So here I am. Nothing more. Nothing less. Still the same. I will be changing things here as I go on a journey. I'm hoping that starting tomorrow I will be able to set rules that I can stick to. Rules that will become my essence. An essence that will be a thin, beautiful girl. A girl who can blow away in the wind. A girl who will deserve you, a boy who's name I do not know.
This blog has thus been a bust. I have been blogging for months, and yet I have only lost 30 pounds. That isn't good enough in my eyes, and you all should expect better from me. It makes me sick to think that this is a pro-ana blog. Because it isn't it can't be pro-ana when the owner of that blog is not anorexic. So it will stay named as it is, as I get closer to that achievement.
Ana's Wisdom:
Each day that you eat a little less, or workout a little more, is a day that you crawl closer into my arms.

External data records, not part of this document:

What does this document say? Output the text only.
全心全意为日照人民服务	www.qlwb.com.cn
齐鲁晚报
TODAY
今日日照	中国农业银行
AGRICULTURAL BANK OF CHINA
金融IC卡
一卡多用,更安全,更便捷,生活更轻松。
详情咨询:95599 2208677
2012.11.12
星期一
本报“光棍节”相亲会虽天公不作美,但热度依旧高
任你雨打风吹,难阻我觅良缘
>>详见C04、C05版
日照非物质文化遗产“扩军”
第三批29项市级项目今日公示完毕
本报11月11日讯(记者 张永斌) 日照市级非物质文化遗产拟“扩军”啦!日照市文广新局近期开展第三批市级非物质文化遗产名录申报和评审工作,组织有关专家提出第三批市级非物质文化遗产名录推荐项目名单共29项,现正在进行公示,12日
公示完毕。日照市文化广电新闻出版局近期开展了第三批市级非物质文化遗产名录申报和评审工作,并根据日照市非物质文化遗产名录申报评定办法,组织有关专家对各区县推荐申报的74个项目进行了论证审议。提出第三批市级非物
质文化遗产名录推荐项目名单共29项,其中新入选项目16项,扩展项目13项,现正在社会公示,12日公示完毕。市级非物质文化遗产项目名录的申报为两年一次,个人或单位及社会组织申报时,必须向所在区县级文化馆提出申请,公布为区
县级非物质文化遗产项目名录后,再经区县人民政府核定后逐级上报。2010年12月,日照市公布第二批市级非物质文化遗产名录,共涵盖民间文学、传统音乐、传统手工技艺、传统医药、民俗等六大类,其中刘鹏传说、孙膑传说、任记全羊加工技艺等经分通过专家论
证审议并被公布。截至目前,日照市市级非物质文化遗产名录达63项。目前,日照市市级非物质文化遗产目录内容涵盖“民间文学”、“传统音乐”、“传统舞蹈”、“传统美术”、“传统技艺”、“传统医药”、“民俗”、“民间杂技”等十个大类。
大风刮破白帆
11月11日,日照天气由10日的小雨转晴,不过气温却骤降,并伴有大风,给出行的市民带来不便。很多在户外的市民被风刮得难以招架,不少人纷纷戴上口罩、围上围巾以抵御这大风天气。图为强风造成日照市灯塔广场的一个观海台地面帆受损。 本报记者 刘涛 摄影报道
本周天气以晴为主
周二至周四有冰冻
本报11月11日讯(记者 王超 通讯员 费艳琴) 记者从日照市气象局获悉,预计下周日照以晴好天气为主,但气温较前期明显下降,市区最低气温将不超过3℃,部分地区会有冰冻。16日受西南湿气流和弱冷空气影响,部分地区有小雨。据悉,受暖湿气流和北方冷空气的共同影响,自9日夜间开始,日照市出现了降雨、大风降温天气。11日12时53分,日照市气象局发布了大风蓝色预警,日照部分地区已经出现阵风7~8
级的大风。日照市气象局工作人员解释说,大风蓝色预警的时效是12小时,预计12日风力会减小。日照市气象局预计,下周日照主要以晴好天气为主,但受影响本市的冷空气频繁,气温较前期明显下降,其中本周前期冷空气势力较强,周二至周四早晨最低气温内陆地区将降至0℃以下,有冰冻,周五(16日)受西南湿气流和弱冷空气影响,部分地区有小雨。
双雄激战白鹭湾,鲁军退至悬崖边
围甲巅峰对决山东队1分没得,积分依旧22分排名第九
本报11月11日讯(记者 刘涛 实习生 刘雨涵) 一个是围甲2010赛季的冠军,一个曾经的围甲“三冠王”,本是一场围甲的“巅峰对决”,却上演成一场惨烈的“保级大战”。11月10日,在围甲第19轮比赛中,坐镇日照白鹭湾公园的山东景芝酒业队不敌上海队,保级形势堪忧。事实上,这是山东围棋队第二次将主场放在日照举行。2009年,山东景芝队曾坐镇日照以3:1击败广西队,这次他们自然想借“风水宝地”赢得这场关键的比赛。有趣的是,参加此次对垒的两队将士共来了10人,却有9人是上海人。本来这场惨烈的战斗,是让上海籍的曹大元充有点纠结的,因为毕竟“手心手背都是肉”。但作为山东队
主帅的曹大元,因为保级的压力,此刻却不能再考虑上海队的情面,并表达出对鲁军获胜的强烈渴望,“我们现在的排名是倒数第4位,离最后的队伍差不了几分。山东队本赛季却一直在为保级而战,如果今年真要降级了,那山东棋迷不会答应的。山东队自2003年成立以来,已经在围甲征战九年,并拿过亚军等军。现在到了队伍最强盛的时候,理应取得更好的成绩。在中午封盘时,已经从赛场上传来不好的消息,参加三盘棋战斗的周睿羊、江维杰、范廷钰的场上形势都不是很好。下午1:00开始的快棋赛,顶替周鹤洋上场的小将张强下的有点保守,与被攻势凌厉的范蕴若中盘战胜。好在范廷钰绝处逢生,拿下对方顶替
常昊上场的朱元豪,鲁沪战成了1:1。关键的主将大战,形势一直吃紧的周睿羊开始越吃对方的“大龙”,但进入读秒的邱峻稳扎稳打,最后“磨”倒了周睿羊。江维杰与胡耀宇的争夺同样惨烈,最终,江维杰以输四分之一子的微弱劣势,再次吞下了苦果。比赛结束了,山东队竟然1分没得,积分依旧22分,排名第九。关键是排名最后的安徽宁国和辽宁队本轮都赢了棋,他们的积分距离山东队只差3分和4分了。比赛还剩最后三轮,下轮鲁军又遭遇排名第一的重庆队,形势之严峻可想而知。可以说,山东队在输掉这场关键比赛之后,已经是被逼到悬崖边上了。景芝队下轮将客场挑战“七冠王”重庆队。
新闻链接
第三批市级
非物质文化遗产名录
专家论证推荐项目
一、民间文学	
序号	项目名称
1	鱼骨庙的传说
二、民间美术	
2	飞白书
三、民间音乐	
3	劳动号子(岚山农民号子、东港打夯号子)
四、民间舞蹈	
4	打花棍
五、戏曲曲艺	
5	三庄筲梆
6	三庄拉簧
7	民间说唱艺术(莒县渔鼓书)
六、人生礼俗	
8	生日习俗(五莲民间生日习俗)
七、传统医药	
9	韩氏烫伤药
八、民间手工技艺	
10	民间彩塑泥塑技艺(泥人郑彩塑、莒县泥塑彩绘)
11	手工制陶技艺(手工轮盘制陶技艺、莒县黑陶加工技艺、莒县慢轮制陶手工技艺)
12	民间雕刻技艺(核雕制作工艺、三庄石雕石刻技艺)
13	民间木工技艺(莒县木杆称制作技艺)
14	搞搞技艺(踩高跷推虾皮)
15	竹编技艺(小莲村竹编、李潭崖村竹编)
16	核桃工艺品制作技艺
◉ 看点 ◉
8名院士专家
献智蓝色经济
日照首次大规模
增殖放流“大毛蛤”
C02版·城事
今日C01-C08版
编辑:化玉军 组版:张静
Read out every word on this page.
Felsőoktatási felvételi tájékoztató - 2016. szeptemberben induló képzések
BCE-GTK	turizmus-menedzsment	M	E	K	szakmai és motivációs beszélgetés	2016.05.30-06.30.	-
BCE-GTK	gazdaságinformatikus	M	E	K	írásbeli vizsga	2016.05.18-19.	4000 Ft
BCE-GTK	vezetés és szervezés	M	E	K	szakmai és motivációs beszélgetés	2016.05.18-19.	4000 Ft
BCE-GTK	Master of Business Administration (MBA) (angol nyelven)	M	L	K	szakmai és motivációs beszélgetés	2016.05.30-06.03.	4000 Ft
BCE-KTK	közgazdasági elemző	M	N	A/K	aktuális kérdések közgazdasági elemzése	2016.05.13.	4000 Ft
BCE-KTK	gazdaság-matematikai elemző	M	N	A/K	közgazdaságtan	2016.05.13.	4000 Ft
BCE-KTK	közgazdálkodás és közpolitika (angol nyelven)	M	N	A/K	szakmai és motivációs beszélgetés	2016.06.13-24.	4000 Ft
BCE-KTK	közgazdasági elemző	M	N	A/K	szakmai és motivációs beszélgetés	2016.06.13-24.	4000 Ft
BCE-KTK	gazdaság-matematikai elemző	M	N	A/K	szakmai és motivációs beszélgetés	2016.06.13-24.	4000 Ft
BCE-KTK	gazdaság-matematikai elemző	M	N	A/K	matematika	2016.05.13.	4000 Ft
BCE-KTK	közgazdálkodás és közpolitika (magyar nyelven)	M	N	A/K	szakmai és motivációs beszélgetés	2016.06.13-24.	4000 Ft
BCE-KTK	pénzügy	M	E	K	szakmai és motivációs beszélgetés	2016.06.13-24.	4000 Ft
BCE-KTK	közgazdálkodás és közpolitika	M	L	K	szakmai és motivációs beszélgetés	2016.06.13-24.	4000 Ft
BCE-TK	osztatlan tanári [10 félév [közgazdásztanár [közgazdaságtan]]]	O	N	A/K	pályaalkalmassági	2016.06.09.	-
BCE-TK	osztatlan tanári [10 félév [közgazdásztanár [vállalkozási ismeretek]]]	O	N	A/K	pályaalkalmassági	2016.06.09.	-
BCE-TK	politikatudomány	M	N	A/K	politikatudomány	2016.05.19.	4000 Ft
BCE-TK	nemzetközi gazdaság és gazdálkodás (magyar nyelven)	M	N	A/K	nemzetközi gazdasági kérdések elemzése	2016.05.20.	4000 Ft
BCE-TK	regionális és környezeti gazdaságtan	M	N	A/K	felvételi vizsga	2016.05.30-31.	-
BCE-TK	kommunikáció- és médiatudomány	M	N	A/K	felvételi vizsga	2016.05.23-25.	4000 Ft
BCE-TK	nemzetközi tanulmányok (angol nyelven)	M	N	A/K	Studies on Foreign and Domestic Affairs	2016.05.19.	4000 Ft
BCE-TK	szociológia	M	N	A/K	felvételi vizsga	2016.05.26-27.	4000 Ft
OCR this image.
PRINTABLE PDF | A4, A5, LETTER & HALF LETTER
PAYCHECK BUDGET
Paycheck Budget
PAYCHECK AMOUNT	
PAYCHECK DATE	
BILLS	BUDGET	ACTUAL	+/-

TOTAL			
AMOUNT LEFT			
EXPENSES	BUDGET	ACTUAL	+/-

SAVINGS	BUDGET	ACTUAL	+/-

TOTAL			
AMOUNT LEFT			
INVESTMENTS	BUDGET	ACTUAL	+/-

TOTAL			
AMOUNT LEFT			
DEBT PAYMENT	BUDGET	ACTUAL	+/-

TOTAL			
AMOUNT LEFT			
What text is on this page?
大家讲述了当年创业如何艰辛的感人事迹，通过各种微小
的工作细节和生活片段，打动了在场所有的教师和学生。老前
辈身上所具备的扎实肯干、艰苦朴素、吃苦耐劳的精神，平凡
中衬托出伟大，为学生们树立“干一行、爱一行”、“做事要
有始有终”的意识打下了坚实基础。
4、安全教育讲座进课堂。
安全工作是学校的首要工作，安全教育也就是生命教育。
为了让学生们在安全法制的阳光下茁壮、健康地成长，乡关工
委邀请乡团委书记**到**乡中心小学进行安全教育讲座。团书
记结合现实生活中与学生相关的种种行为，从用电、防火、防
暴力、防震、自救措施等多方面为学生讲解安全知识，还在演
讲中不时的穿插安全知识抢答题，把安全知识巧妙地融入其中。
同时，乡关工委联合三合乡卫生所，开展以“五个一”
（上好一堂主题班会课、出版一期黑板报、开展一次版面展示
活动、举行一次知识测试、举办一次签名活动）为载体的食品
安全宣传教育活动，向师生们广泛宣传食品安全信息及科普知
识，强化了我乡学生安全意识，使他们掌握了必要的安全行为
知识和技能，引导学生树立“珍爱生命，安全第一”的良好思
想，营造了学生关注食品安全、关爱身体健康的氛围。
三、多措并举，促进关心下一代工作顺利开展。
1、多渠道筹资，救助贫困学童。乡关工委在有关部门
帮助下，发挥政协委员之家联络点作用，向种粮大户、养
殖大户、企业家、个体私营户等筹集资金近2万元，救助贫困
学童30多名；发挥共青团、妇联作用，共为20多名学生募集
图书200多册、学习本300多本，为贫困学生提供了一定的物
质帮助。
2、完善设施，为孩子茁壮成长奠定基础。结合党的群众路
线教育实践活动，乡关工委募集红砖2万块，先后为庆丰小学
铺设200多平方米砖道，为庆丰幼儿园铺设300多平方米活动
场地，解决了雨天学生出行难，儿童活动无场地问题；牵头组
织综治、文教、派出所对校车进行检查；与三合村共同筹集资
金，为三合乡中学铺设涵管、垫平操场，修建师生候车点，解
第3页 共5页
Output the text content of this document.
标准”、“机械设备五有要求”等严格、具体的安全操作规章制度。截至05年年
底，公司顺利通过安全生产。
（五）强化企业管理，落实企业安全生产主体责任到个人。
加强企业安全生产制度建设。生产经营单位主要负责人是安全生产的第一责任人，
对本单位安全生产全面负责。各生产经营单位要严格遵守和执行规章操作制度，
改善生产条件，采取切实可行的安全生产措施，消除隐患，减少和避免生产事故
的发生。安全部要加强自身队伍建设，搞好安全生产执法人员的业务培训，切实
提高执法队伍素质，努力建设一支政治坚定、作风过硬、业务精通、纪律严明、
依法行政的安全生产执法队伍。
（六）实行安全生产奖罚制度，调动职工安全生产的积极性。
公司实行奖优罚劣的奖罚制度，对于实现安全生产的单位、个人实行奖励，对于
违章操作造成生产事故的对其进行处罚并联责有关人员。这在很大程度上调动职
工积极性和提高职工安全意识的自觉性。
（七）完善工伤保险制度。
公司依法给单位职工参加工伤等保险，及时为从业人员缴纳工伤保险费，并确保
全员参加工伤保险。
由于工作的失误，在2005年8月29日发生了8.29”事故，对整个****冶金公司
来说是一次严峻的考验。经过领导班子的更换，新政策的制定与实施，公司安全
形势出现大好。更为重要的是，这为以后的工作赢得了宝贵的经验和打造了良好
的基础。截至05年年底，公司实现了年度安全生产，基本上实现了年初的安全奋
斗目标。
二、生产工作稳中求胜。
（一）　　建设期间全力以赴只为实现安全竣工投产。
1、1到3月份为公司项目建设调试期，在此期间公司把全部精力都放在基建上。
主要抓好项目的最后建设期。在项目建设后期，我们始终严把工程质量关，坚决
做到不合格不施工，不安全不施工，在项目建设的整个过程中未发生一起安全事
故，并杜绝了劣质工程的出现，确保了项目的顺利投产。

Is a day that you get closer to all your dreams coming true. I know you want your dreams to come true, all you have to do is become thin and everything you ever wished for will come true. You will be beautiful and you will be loved, but most of all you will be wanted. Don't ever let anyone tell you that you are too thin, because you can never be too thin.
Hopefully I will be able to post again soon with some good news. But until then I hope you are all doing well, and know that I will be trying my absolute hardest to become better, thinner, stronger.